La célébration s’est poursuivie avec la messe célébrée par le patriarche, débutant par l’onction de l’autel.
En quoi la reconstruction de l’église Notre-Dame-du-Perpétuel-Secours contribue-t-elle au retour des chrétiens dans la ville de Mossoul ?
Dans la ville meurtrie de Mossoul, une des nombreuses églises renaît de ses cendres : Notre-Dame-du-Perpétuel-Secours. Elle représente un symbole de résistance, étant la deuxième à avoir été reconstruite. Cependant, elle détient un titre inédit : celui d’être la première à être consacrée.
Cette consécration, bien que significative, ne signifie pas pour autant un retour massif des chrétiens dans la région. Néanmoins, elle offre un certain réconfort à quelques familles qui, nous espérons, participeront activement à la vie de l’église et de l’école.
Quels sont les prochains projets ou initiatives que votre association prévoit de réaliser dans la région, entenant compte de cette réussite de reconstruction à Mossoul ?
En revenant de Mossoul, nous avons visité un village dans la plaine de Ninive, nommé Bartela, confronté à d’énormes difficultés. Les milices chiites y exercent une pression notable sur les chrétiens, se manifestant notamment par des pressions accrues sur le foncier ou, d’un point de vue sécuritaire, par l’excès de zèle du barrage des milices à l’entrée du village.

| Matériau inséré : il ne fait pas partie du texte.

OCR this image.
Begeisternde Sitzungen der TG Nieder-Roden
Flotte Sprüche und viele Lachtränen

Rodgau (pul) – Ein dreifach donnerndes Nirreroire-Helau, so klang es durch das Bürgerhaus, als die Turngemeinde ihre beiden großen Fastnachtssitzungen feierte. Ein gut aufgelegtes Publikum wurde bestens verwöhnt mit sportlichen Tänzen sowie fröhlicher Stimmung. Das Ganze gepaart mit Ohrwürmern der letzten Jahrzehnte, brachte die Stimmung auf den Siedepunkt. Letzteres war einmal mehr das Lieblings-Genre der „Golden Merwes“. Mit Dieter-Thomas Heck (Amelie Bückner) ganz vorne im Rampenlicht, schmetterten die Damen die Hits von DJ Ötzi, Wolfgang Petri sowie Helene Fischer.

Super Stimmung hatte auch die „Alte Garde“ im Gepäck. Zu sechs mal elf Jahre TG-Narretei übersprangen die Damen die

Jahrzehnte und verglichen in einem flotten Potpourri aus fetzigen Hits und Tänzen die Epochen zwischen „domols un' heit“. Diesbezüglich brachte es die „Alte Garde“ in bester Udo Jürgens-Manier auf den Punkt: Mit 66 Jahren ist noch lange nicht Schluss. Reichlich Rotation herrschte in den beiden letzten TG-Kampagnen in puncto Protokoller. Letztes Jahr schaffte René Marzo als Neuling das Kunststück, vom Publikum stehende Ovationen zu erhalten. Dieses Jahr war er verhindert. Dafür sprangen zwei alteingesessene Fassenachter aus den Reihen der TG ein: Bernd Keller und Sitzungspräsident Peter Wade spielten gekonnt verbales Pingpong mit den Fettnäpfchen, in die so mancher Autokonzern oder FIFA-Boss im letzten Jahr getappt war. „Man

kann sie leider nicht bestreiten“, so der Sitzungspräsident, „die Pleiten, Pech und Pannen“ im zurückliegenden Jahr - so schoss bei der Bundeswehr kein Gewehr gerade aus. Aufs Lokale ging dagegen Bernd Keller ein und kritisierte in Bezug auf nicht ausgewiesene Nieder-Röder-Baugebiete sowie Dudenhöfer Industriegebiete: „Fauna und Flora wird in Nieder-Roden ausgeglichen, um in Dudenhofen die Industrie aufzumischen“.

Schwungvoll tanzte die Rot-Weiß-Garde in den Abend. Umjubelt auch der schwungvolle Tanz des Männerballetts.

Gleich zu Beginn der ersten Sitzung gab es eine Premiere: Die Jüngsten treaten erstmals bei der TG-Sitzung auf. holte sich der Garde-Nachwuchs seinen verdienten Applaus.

Dans ce village, nous supervisons la construction d’une vaste salle destinée à accueillir les célébrations de mariages et de baptêmes.
Cette infrastructure appartiendra à la paroisse syriaque orthodoxe et sera entièrement sécurisée, en réponse au tragique incendie survenu l’automne dernier à Qaraqosh, où un grand hall similaire avait pris feu, entraînant la perte de 107 personnes lors d’une réception de mariage.

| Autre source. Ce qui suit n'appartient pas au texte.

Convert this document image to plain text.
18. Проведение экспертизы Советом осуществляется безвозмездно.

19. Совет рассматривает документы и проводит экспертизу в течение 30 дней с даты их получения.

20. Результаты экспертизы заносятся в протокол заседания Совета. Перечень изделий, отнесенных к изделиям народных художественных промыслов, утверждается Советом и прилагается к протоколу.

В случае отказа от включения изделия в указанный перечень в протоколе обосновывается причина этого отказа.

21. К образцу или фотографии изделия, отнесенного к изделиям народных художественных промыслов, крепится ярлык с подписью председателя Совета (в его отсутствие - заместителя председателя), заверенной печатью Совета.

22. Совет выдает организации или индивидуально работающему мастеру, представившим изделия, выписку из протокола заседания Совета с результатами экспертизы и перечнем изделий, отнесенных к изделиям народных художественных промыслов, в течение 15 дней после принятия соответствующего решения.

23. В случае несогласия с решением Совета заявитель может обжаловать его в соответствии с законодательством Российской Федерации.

Cet événement traumatisant a semé l’inquiétude au sein de la population, ravivant les craintes et poussant de nombreux habitants à envisager de nouveau l’exode. Les circonstances entourant l’incendie demeurent obscures, alimentant les spéculations et renforçant le sentiment d’insécurité qui pousse les gens à partir.